Why is this so difficult?
There are a bunch of reasons it’s difficult to predict visitor numbers to any large attraction.
First, all theme parks around the world are subject to global economics – if a park attracts lots of visitors from an area that happens to have a war or a recession then all bets are off.
Second, in places like Orlando where there is a high concentration of parks the number of visitors at a specific park depends heavily on the popularity of other parks in the area.
Finally, when we are talking about a global audience, there are any number of issues that can arise that destroy a park’s precious season. In 2010 when Icelandic Volcano Eyjafjallajökull erupted unexpectedly, Danish park Tivoli Gardens saw a drop of 20,000 visitors.
How is it done?
When forecasting pretty much anything, the go-to method is called the Holt-Winters model. There is a whole lot of clever maths behind this, but what you need to know is that it looks at data collected over time (annually in our case), placing more importance on values it saw more recently than on the ones it saw a long time ago.
The data come from the Themed Entertainment Association annual reports, which are sort of canonical for the theme park industry. In this set we go back as far as their published reports allow – to 2006. This isn’t a particularly long time, especially considering that all we get is annual data, but at least we might be able to get some idea of what we could expect.

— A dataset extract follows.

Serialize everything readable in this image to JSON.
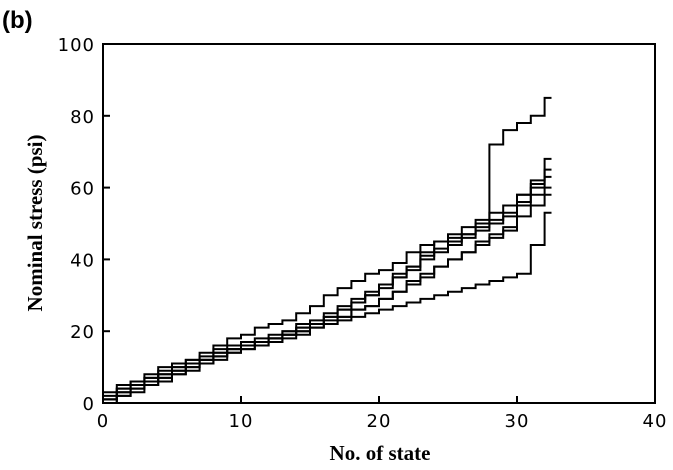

We have data for the top 22 or so parks for that time (the bottom few tend to drop off every couple of years), but to show what we’re doing we’ll just look at the two major competitors in the theme park industry – Disney’s Magic Kingdom, and the first non-Disney competitor Universal Studios Florida. This is interesting because Universal has recently announced an aggressive new strategy, likely based on the success of its recent Harry Potter attractions. But can Universal expect its rise to continue, or will Magic Kingdom maintain it’s unbeatable position?
Well, it doesn’t look particularly good for Universal’s strategy. Here are plots of Holt-Winter’s fitting of visitor numbers to the Magic Kingdom and Universal Studios:
We can see that both parks are steady, but Universal Studios performs massively below Magic Kingdom. The redline shows the fitted Holt-Winters model, and to be honest I’m not that happy with it. Really we’re just predicting the value from the previous year, so I’m interested to see how it does with forecasting.

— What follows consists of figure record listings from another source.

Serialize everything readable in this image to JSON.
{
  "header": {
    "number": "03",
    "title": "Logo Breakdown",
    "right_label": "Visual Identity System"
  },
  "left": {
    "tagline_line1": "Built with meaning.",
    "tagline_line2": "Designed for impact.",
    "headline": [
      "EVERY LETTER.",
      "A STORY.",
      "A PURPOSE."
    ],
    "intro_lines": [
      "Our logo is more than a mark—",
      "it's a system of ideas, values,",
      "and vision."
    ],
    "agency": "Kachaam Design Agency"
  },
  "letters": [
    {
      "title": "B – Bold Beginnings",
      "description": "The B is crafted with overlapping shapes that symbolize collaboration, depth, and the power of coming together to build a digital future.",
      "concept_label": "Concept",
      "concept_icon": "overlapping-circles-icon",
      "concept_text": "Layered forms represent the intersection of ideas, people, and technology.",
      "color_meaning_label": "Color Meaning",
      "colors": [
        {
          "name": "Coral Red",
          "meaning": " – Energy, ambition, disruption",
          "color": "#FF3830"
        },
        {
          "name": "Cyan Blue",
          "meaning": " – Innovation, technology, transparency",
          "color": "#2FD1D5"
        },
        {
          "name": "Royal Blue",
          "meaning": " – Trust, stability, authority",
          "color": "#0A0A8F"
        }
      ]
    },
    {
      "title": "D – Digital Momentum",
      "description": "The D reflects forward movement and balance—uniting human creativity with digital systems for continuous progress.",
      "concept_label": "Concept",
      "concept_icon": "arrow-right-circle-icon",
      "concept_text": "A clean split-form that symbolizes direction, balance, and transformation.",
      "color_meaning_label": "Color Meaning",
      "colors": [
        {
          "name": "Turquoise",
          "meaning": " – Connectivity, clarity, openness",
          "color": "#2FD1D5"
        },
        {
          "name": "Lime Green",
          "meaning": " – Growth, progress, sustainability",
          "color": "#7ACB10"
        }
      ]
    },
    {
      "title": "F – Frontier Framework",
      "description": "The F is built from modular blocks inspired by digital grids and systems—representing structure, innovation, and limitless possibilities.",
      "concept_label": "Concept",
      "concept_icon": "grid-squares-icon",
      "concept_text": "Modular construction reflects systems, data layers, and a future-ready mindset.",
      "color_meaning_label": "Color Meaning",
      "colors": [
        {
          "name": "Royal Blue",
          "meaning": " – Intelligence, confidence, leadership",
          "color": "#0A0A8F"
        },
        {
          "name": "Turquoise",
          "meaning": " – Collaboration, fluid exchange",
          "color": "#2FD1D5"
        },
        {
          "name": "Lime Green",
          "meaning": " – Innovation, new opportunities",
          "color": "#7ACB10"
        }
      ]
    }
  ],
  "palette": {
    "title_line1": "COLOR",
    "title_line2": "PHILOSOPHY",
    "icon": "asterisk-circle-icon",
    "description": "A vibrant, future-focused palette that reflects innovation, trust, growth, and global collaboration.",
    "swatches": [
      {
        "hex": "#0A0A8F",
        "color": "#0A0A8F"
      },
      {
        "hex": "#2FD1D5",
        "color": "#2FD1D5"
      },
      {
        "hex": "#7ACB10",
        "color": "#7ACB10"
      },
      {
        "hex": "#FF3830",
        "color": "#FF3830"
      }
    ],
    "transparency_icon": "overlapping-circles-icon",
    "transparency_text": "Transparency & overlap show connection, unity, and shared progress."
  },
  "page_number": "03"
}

To see how the two parks might do against each other into the future, we use the Holt-Winters model to predict the next ten years of visitors:
We can see here that our (dumb) Holt-Winters model is predicting the Magic Kingdom to sustain its massive lead over Universal Studios. We can see this in the 80% confidence intervals for both parks at the ten year period – between 7 and 12.16 million visitors for Universal, and between 18.5 and 22.4 million for the Magic Kingdom. This isn’t even close to an overlap, and suggests that Universal has next to no chance of overtaking the Disney powerhouse.
The main thing I learned from this exercise is that the Holt-Winters model is best suited to data that is more frequent than annual. The power of the model comes from estimating seasonal variations, so with monthly or even quarterly data our predictions would become a lot more interesting.
I also learned that Universal Studios may have been a little excitable by their recent success. It’s been many years since they were able to crack the Disney fortress of top ranks, and the Harry Potter world attraction seems to have had a bigger effect than they realise even at this point.
There is is whole lot more I’m intending to do with this data. Most immediately I’d like to be able to try and improve my forecasts by adding in information about the parks, such as their location. As I mentioned at the top of the article, the success of parks in places like Orlando and arguably the Benelux region are highly dependent on the performance of their competitors, so a model would likely be able to gain a lot of information from the performance of nearby parks.
I also want to see if there are groupings of parks according to their visitor numbers over time. Seeing different clusters of parks by this metric would suggest they are catering to different populations, and might indicate which parks were truly competing against each other.
This was fun to do, and a great experience to play around with some time series data. Hope you learned something!